I sighed. "Everything is fine. Believe me."

"Have you umm...have you," he searched for proper words that would soften the effect of what he wanted to say.

"Have I been popping prescription pills again?" I offered him some help bluntly. "Relax, I haven't been doing that. I'm past that thing now. So you can stop thinking of sending me back to the shrink, 'cause I know that's exactly what you're doing."

I hung my head low, studying intently the floor tiles as if they had suddenly turned into a Pablo Picasso painting. I tried to stop myself to feel anything.

 I heard my dad take a deep breath, probably out of relief.

"So how is everything going? How is Sebastian?" Dad asked looking out of the kitchen door, ignoring our earlier discussion.

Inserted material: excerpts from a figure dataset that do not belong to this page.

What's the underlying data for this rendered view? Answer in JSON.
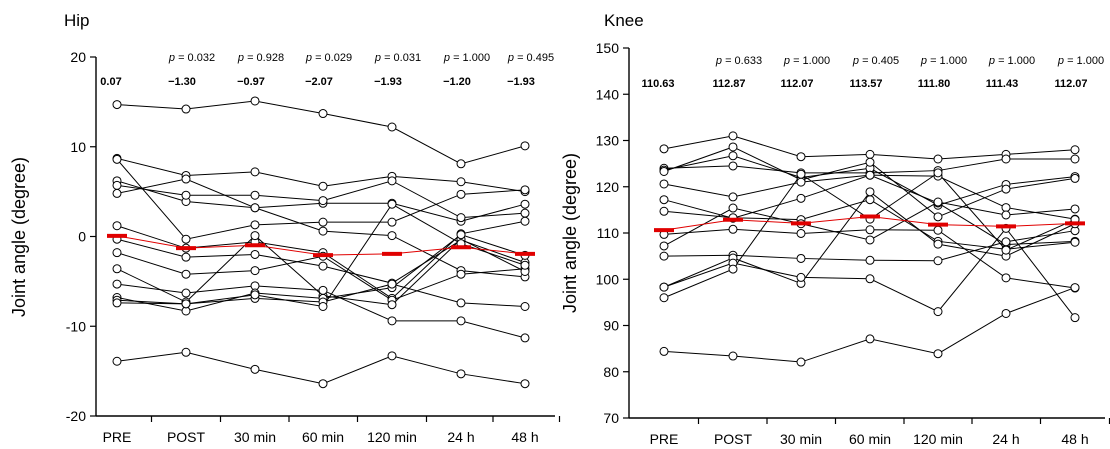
{
  "colors": {
    "individual": "#000000",
    "mean": "#e00000"
  },
  "chart_data": [
    {
      "type": "line",
      "title": "Hip",
      "ylabel": "Joint angle (degree)",
      "ylim": [
        -20,
        20
      ],
      "yticks": [
        -20,
        -10,
        0,
        10,
        20
      ],
      "categories": [
        "PRE",
        "POST",
        "30 min",
        "60 min",
        "120 min",
        "24 h",
        "48 h"
      ],
      "p_values": [
        "",
        "p = 0.032",
        "p = 0.928",
        "p = 0.029",
        "p = 0.031",
        "p = 1.000",
        "p = 0.495"
      ],
      "mean_labels": [
        "0.07",
        "−1.30",
        "−0.97",
        "−2.07",
        "−1.93",
        "−1.20",
        "−1.93"
      ],
      "mean": [
        0.07,
        -1.3,
        -0.97,
        -2.07,
        -1.93,
        -1.2,
        -1.93
      ],
      "series": [
        {
          "values": [
            14.7,
            14.2,
            15.1,
            13.7,
            12.2,
            8.1,
            10.1
          ]
        },
        {
          "values": [
            8.7,
            6.8,
            7.2,
            5.6,
            6.7,
            6.1,
            5.0
          ]
        },
        {
          "values": [
            8.6,
            -0.3,
            1.3,
            1.6,
            1.6,
            4.7,
            5.2
          ]
        },
        {
          "values": [
            6.2,
            3.9,
            3.2,
            3.7,
            3.7,
            1.7,
            3.6
          ]
        },
        {
          "values": [
            5.7,
            4.6,
            4.6,
            4.0,
            6.2,
            2.1,
            2.6
          ]
        },
        {
          "values": [
            4.8,
            6.4,
            3.2,
            0.6,
            0.1,
            -3.8,
            -4.5
          ]
        },
        {
          "values": [
            1.2,
            -1.3,
            -0.6,
            -1.8,
            -6.9,
            0.3,
            1.7
          ]
        },
        {
          "values": [
            -0.3,
            -2.3,
            -2.0,
            -3.3,
            -5.2,
            -0.4,
            -2.9
          ]
        },
        {
          "values": [
            -1.8,
            -4.2,
            -3.8,
            -2.2,
            -7.1,
            -4.2,
            -3.6
          ]
        },
        {
          "values": [
            -3.6,
            -7.3,
            0.1,
            -6.6,
            -7.6,
            -0.3,
            -3.9
          ]
        },
        {
          "values": [
            -5.3,
            -6.3,
            -5.5,
            -6.0,
            -9.4,
            -9.4,
            -11.3
          ]
        },
        {
          "values": [
            -6.8,
            -8.3,
            -6.3,
            -6.9,
            -5.7,
            0.2,
            -2.1
          ]
        },
        {
          "values": [
            -7.1,
            -7.5,
            -6.9,
            -7.3,
            -5.3,
            -7.4,
            -7.8
          ]
        },
        {
          "values": [
            -7.4,
            -7.5,
            -6.5,
            -7.8,
            3.6,
            -0.8,
            -3.2
          ]
        },
        {
          "values": [
            -13.9,
            -12.9,
            -14.8,
            -16.4,
            -13.3,
            -15.3,
            -16.4
          ]
        }
      ]
    },
    {
      "type": "line",
      "title": "Knee",
      "ylabel": "Joint angle (degree)",
      "ylim": [
        70,
        150
      ],
      "yticks": [
        70,
        80,
        90,
        100,
        110,
        120,
        130,
        140,
        150
      ],
      "categories": [
        "PRE",
        "POST",
        "30 min",
        "60 min",
        "120 min",
        "24 h",
        "48 h"
      ],
      "p_values": [
        "",
        "p = 0.633",
        "p = 1.000",
        "p = 0.405",
        "p = 1.000",
        "p = 1.000",
        "p = 1.000"
      ],
      "mean_labels": [
        "110.63",
        "112.87",
        "112.07",
        "113.57",
        "111.80",
        "111.43",
        "112.07"
      ],
      "mean": [
        110.63,
        112.87,
        112.07,
        113.57,
        111.8,
        111.43,
        112.07
      ],
      "series": [
        {
          "values": [
            128.2,
            131.0,
            126.5,
            127.0,
            126.0,
            127.0,
            128.0
          ]
        },
        {
          "values": [
            124.0,
            124.5,
            123.0,
            123.0,
            123.5,
            126.0,
            126.0
          ]
        },
        {
          "values": [
            123.6,
            126.7,
            122.0,
            124.0,
            116.0,
            120.5,
            122.2
          ]
        },
        {
          "values": [
            123.3,
            128.6,
            121.5,
            125.3,
            113.5,
            119.5,
            121.8
          ]
        },
        {
          "values": [
            120.6,
            117.8,
            121.0,
            122.5,
            122.3,
            115.5,
            113.0
          ]
        },
        {
          "values": [
            117.2,
            113.2,
            117.5,
            122.5,
            116.5,
            107.5,
            108.2
          ]
        },
        {
          "values": [
            114.7,
            113.3,
            112.9,
            117.2,
            108.2,
            106.5,
            108.0
          ]
        },
        {
          "values": [
            109.7,
            110.8,
            109.9,
            110.7,
            110.6,
            100.3,
            98.1
          ]
        },
        {
          "values": [
            107.2,
            115.4,
            112.0,
            108.5,
            116.7,
            113.9,
            115.2
          ]
        },
        {
          "values": [
            105.0,
            105.2,
            104.5,
            104.1,
            104.0,
            108.1,
            110.5
          ]
        },
        {
          "values": [
            98.3,
            104.6,
            99.1,
            118.9,
            107.6,
            105.0,
            112.0
          ]
        },
        {
          "values": [
            98.3,
            103.5,
            100.4,
            100.1,
            93.0,
            111.0,
            91.7
          ]
        },
        {
          "values": [
            96.0,
            102.2,
            122.7,
            113.0,
            123.0,
            106.3,
            112.9
          ]
        },
        {
          "values": [
            84.4,
            83.4,
            82.1,
            87.1,
            83.9,
            92.6,
            98.2
          ]
        }
      ]
    }
  ]
}
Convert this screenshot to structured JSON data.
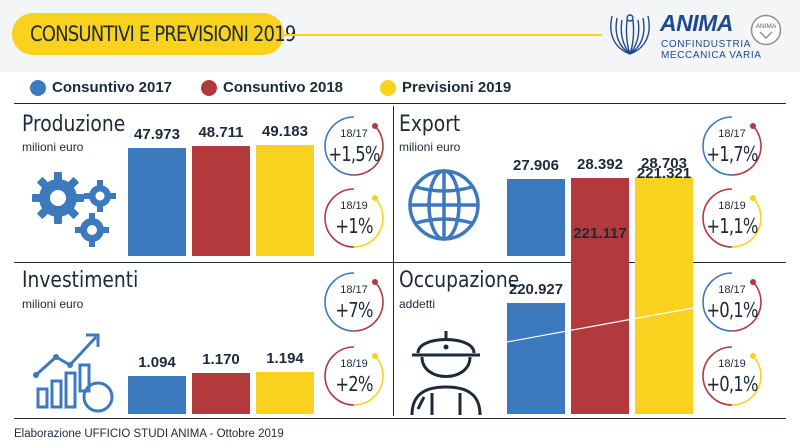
{
  "header": {
    "title": "CONSUNTIVI E PREVISIONI 2019",
    "logo_name": "ANIMA",
    "logo_sub_1": "CONFINDUSTRIA",
    "logo_sub_2": "MECCANICA VARIA",
    "badge_text": "ANIMA"
  },
  "colors": {
    "blue": "#3d79bd",
    "red": "#b23a3d",
    "yellow": "#f8d21e",
    "dark": "#1e2a3a"
  },
  "legend": [
    {
      "label": "Consuntivo 2017",
      "color": "#3d79bd"
    },
    {
      "label": "Consuntivo 2018",
      "color": "#b23a3d"
    },
    {
      "label": "Previsioni 2019",
      "color": "#f8d21e"
    }
  ],
  "chart_data": [
    {
      "type": "bar",
      "title": "Produzione",
      "subtitle": "milioni euro",
      "icon": "gears-icon",
      "categories": [
        "Consuntivo 2017",
        "Consuntivo 2018",
        "Previsioni 2019"
      ],
      "values": [
        47973,
        48711,
        49183
      ],
      "value_labels": [
        "47.973",
        "48.711",
        "49.183"
      ],
      "annotations": [
        {
          "period": "18/17",
          "change": "+1,5%"
        },
        {
          "period": "18/19",
          "change": "+1%"
        }
      ]
    },
    {
      "type": "bar",
      "title": "Export",
      "subtitle": "milioni euro",
      "icon": "globe-icon",
      "categories": [
        "Consuntivo 2017",
        "Consuntivo 2018",
        "Previsioni 2019"
      ],
      "values": [
        27906,
        28392,
        28703
      ],
      "value_labels": [
        "27.906",
        "28.392",
        "28.703"
      ],
      "annotations": [
        {
          "period": "18/17",
          "change": "+1,7%"
        },
        {
          "period": "18/19",
          "change": "+1,1%"
        }
      ]
    },
    {
      "type": "bar",
      "title": "Investimenti",
      "subtitle": "milioni euro",
      "icon": "growth-chart-icon",
      "categories": [
        "Consuntivo 2017",
        "Consuntivo 2018",
        "Previsioni 2019"
      ],
      "values": [
        1094,
        1170,
        1194
      ],
      "value_labels": [
        "1.094",
        "1.170",
        "1.194"
      ],
      "annotations": [
        {
          "period": "18/17",
          "change": "+7%"
        },
        {
          "period": "18/19",
          "change": "+2%"
        }
      ]
    },
    {
      "type": "bar",
      "title": "Occupazione",
      "subtitle": "addetti",
      "icon": "worker-icon",
      "categories": [
        "Consuntivo 2017",
        "Consuntivo 2018",
        "Previsioni 2019"
      ],
      "values": [
        220927,
        221117,
        221321
      ],
      "value_labels": [
        "220.927",
        "221.117",
        "221.321"
      ],
      "annotations": [
        {
          "period": "18/17",
          "change": "+0,1%"
        },
        {
          "period": "18/19",
          "change": "+0,1%"
        }
      ]
    }
  ],
  "footer": "Elaborazione UFFICIO STUDI ANIMA - Ottobre 2019"
}
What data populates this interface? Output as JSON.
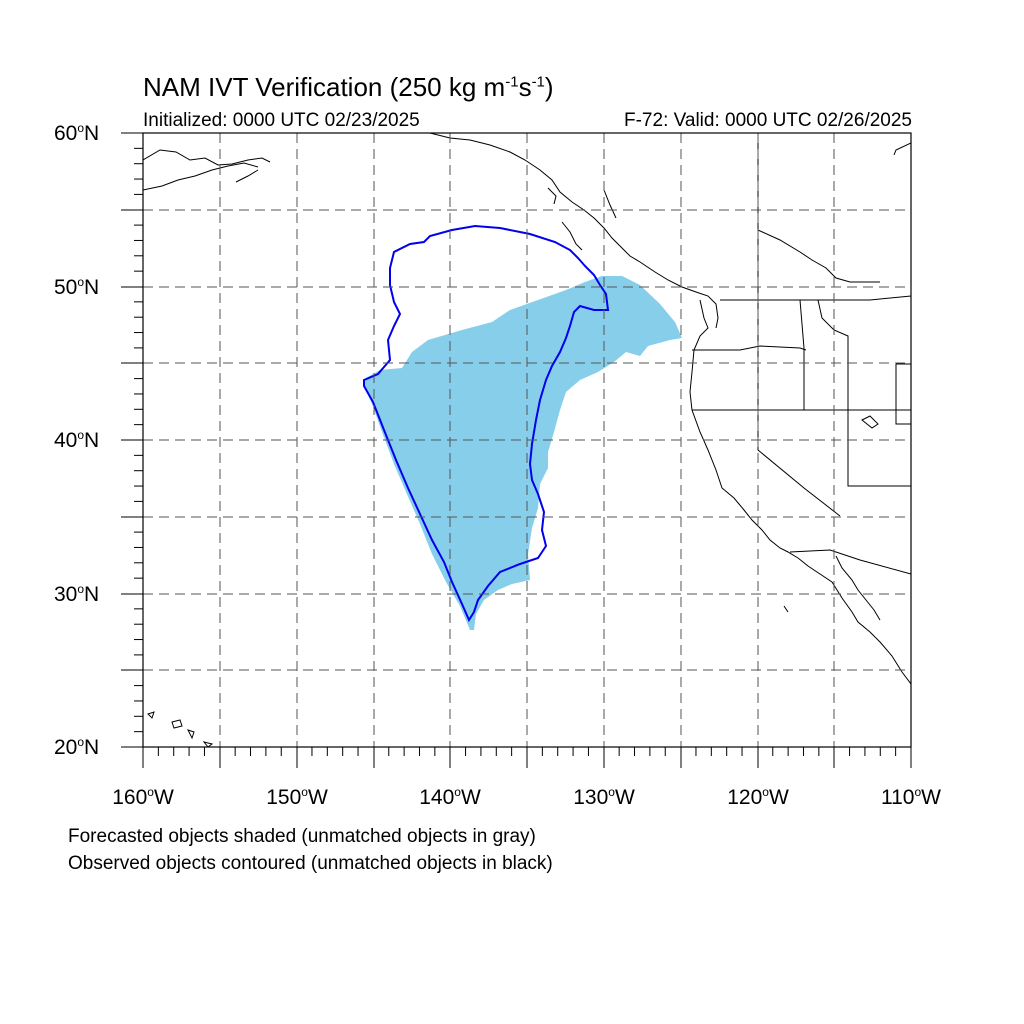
{
  "title": {
    "prefix": "NAM IVT Verification (250 kg m",
    "exp1": "-1",
    "middle": "s",
    "exp2": "-1",
    "suffix": ")"
  },
  "subtitle": {
    "initialized": "Initialized: 0000 UTC 02/23/2025",
    "valid": "F-72: Valid: 0000 UTC 02/26/2025"
  },
  "map": {
    "lon_range": [
      -160,
      -110
    ],
    "lat_range": [
      20,
      60
    ],
    "grid": true,
    "lat_labels": [
      {
        "num": "60",
        "deg": "o",
        "hem": "N",
        "lat": 60
      },
      {
        "num": "50",
        "deg": "o",
        "hem": "N",
        "lat": 50
      },
      {
        "num": "40",
        "deg": "o",
        "hem": "N",
        "lat": 40
      },
      {
        "num": "30",
        "deg": "o",
        "hem": "N",
        "lat": 30
      },
      {
        "num": "20",
        "deg": "o",
        "hem": "N",
        "lat": 20
      }
    ],
    "lon_labels": [
      {
        "num": "160",
        "deg": "o",
        "hem": "W",
        "lon": -160
      },
      {
        "num": "150",
        "deg": "o",
        "hem": "W",
        "lon": -150
      },
      {
        "num": "140",
        "deg": "o",
        "hem": "W",
        "lon": -140
      },
      {
        "num": "130",
        "deg": "o",
        "hem": "W",
        "lon": -130
      },
      {
        "num": "120",
        "deg": "o",
        "hem": "W",
        "lon": -120
      },
      {
        "num": "110",
        "deg": "o",
        "hem": "W",
        "lon": -110
      }
    ],
    "colors": {
      "forecast_fill": "#87ceeb",
      "observed_contour": "#0000ee",
      "grid": "#555555",
      "coast": "#000000"
    }
  },
  "notes": {
    "line1": "Forecasted objects shaded (unmatched objects in gray)",
    "line2": "Observed objects contoured (unmatched objects in black)"
  }
}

I was still mad at Sebastian for his joke about Daniel and hadn't talked to him since. He had tried coming up to me a few times to apologize but I didn't to listen to him. Also Liam refused to meet me in the eye whenever I tried talking to him. So for the past two days I had spent all my time in school alone and away from everyone else.

"Sebastian and I are in sort of a fight," I replied with a bored expression.

"In that case, you better prepare yourself for a confrontation cause he's standing outside, talking to himself." Dad informed me still looking out.

"Great," I mumbled to myself and then got down from the bar stool.

I opened the main door and walked down my porch to find Sebastian pacing in my driveway and talking to himself as if practising what he wanted to say.

"I don't talk to you for 2 days and you go complete cray-cray?" I asked jokingly, walking towards him.

"Well I am bound to. You know I can't function without my best friend," he said with pleading eyes. "I am really sorry, Noh. I acted like an ass. Please forgive me."